Бурнашову уже маятно было. Он на какое-то время забывался, отдаваясь цыганской песне, и вдруг словно обжигало внутри, и там начинало мелко, вроде бы беспричинно и тревожно дрожать. И как пред очию, как на картинке вставала Лизанька с прощальным недоуменным лицом, а рядом длинный сутуловатый Космынин, обсыпанный сенной трухою. Помимо воли из груди вырывался придушенный жалостный вздох, и, лишь расслышав его, Бурпашов спохватывался и смущенно оглядывался; но никому не было дела до его страданий, гости расчувствовались и отмякли, вразнобой испиливая кровавящееся вино и заедая его семгою. Бурнашову стало сладко и скушно от цыганского распева, он мутно, с неприкрытой желчью, почти с злостью всмотрелся в гостей, отчего-то презирая их. Оказывается, он и не позабывал деревни; ее облик – с тихой грустноватой улочкой, принакрытой раскидистыми ветлами, с густым настоявшимся озером, полным воды, с реденьким низким небом, с рябоватым соседом Гришаней и сивым врагом Чернобесовым – всегда был в памяти, и мысль о российских просторах не покидала ни на миг. Как же так случилось, что две жизни даже не соприкасаются, совсем иные, непохожие и настолько чужие, будто эти вот пирующие и умствующие люди другой породы и иного племени? И неуж лопнула, навсегда порвалась единая родовая цепь, рассыпалась по звеньям, опала в травяную ветошь, потерялась, заржавела, кровавясь и пропадая трухою? Быть того не может, нет! Бурнашов почти с ненавистью глядел на цыгана, задумчиво позабывшего уставшие ладони на гитаре; пальцы были плоские, с твердой, задубевшей от струн кожей. Кому забава, а этим пальцам лихой труд. Чародей, обавник, кыш с дороги, сгинь и рассыпься! – вскричал в душе Бурнашов, будто во всеобщей немоте был виноват этот радостный, по-детски откровенный цыган с плутовскими нагловатыми глазами.
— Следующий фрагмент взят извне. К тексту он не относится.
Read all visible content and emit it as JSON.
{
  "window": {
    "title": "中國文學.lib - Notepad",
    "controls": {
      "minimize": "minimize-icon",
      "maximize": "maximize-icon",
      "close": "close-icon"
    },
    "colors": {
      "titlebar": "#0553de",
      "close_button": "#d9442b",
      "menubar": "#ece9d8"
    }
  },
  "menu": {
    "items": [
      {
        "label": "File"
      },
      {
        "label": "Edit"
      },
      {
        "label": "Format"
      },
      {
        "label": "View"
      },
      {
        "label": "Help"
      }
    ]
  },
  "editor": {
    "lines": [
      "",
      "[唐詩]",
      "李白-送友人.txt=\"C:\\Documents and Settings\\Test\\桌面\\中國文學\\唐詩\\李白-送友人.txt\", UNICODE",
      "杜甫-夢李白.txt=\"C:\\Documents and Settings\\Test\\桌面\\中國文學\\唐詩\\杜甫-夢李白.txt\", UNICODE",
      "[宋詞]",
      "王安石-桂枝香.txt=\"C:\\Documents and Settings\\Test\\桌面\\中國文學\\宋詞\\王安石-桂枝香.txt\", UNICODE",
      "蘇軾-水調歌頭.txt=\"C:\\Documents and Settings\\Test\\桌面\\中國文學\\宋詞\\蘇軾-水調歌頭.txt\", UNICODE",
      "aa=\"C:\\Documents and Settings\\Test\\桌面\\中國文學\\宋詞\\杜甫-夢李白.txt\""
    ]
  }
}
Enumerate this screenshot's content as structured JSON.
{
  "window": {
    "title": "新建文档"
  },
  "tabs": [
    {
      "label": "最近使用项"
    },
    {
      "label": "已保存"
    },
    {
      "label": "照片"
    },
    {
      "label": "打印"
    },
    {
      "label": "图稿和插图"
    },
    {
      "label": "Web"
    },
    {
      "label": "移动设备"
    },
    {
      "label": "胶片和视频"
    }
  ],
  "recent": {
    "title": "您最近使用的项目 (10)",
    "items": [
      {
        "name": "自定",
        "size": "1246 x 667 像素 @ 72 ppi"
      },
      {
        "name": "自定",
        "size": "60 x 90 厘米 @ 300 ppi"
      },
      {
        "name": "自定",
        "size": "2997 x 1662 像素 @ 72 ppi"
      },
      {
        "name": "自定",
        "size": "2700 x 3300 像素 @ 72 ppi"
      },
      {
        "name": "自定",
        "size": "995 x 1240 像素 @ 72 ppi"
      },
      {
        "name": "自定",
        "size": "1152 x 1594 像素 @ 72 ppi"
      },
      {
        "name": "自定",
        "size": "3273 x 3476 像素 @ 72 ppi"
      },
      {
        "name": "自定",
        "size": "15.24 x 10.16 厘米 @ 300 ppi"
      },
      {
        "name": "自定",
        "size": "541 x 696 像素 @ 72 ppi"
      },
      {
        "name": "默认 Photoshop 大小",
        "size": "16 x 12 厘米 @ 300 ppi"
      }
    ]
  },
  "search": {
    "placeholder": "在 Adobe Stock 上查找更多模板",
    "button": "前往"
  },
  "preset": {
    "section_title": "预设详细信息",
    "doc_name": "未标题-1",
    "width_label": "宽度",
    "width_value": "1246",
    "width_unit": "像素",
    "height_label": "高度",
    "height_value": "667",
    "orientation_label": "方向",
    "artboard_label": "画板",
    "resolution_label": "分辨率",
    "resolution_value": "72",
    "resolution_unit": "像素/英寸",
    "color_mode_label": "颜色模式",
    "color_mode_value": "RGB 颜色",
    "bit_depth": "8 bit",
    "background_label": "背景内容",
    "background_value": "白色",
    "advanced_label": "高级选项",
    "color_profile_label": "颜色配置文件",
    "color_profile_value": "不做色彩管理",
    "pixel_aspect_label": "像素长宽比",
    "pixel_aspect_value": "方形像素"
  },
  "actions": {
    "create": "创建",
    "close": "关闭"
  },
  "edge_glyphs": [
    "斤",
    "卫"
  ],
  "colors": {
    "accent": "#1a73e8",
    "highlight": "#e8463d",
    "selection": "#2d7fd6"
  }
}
Бурнашов с силою зажмурился, гоня прочь наваждение, непонятная сила подтолкнула, и Алексей Федорович, проваливаясь в какую-то тягучую, беспросветную мрачную зыбь, до невозможности жалея себя, запел тягуче, высоким, напористым, животным голосом, извлекая песнь из самого дальнего нутра. Утроба ль тоскующая выла, иль душа плакалась в предчувствии конца, кто знает?
Пронзительный воп раскроил гостиную, пронзил потолок, просквозил этажи и умчался в ночное бессонное небо. И никто не подхватил, не поддержал, не усилил сиротский голос, не укрепил крыла пространственной парящей песне. Ведь чтобы петь сообща, надо подлаживать, подчинять волю и сердце, настолько уважать ближнего, что, кажется, еще миг, еще усилье, и два соседа, давно ли вовсе чужие, сейчас покрестосуются, станут крестовыми неразрывными братьями. А тут каждый из гостей был сам по себе, и цыганские романсы не усилили их человечье родство, но лишь помогли затаиться каждому в своей раковине блаженного спокоя. А Бурнашов теребил, он взывал, как вообще подвигает, возбуждает к единенью всякая русская народная песня, которую в сиротстве не осилить даже и самому-то сильному одаренному голосу. Русская песня – это почти молитва, она и есть древнейшая молитва радости и печали, языческая молитва благодаренья и просьбы, которую можно исполнить лишь ватагой, станицей, скопом – и тогда общий глас домчит до Верховного, ублажит и смилостивит его. А нынче к кому взывать? Ей-ей, даже и непристойно как-то сообща выть, вздымать проголосье, возбуждать и тревожить муравьиные соты великаньего дома, напоминать о чем-то едином, братском, родственном.
– Завыл опять, – забрюзжал Чегодаев. – До чего мерзки и противны эти песни. Пойду в туалете пересижу…
Бурнашов хорошо слышал, но не возразил, не споткнулся, но лишь до крайнего предела поднял голос, жилы на лбу вспухли, готовые лопнуть. Но как тяжело одному петь, господи, кто бы знал, как мучительно поднимать песнь в одиночестве, словно вериги, неподъемный груз завис на плечах, будто кольчужкой опутана грудь, и даже само-то молчанье, которое улавливается в эти минуты непонятно как, давит на песню, сокрушает и подминает ее, не дозволяя простора.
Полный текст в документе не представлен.